Regular Article

Statistical correlations in quantum systems with explicit three-body interactions

Departamento de Química, Universidad Autónoma Metropolitana, San Rafael Atlixco No. 186, Iztapalapa 09340, México D.F., México

^a e-mail: hlag@xanum.uam.mx

Received: 5 August 2020
Received in final form: 8 October 2020
Accepted: 8 October 2020
Published online: 8 December 2020

Abstract

Higher-order and pairwise statistical correlations are quantified via mutual information, in quantum systems consisting of three pairwise interacting oscillators, that are subjected to a three-body Gaussian type potential. Variational wave functions are used for these calculations. The correlation measures are calculated in both position and momentum space, to examine their dependence on the coupling strength and width of the three-body potential. Results are presented for both positive and negative three-body potentials, and attractive and repulsive two-body ones. Extremal points are observed when the pair and higher-order measures are examined as a function of the coupling strength for positive three-body potentials. This illustrates that the magnitudes of these statistical correlations can be adjusted with the strength of the three-body potential. Higher-order mutual information is positive-valued in momentum space and negative-valued in position space, in systems with attractive pair and positive three-body potentials.
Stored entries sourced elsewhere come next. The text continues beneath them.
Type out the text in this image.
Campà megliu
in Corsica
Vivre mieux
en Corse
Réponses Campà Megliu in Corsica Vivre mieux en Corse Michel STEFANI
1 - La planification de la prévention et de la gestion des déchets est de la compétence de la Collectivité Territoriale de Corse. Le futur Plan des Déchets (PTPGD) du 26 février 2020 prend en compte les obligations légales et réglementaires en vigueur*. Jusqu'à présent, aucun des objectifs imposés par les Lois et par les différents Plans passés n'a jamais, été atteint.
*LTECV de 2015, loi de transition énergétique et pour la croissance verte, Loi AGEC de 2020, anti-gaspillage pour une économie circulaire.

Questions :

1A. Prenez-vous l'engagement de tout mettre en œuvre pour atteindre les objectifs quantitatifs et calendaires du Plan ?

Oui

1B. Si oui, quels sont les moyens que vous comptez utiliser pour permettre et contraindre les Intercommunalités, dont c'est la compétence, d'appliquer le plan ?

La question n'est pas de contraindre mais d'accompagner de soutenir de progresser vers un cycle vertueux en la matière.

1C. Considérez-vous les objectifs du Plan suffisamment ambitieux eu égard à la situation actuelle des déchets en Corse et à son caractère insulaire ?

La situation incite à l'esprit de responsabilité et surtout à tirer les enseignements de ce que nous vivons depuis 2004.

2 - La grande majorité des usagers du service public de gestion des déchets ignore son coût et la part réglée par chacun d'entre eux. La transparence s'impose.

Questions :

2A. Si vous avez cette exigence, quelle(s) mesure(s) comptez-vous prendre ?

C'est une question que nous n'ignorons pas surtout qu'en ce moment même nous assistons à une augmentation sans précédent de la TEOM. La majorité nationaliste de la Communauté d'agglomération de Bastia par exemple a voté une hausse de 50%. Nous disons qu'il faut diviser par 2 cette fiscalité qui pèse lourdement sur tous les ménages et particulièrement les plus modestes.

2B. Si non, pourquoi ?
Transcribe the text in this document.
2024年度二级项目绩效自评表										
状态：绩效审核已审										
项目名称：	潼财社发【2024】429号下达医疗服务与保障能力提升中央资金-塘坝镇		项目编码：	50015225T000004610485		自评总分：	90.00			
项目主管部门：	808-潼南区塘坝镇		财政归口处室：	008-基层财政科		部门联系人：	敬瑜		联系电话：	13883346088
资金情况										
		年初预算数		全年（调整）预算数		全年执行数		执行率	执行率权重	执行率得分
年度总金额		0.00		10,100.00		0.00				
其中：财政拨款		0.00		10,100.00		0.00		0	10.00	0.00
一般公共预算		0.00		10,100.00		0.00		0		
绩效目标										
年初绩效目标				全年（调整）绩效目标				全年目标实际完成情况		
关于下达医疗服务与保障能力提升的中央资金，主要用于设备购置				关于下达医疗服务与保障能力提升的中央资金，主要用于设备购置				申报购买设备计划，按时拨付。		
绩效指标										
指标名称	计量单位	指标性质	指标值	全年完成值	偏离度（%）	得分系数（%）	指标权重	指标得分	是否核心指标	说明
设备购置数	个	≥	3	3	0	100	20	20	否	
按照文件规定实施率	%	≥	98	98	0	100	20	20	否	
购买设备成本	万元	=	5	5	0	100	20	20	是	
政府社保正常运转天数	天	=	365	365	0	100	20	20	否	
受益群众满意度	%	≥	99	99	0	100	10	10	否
The interpretation is that synergistic interactions among the three particles are dominant in momentum space while the redundant (pairwise) ones prevail in position space. These behaviours are reversed in systems with repulsive pair potentials and negative three-body ones. The demeanour of the correlation measures with respect to the width of the Gaussian potential is also examined. The extremal points that are present as a function of the coupling strength, are more pronounced for broader potentials, while they disappear for narrower potentials. The positions of these extremal points move to smaller coupling strengths, as the potential narrows. Trends in the one-, two-, and three-variable Shannon entropies in these systems are also discussed.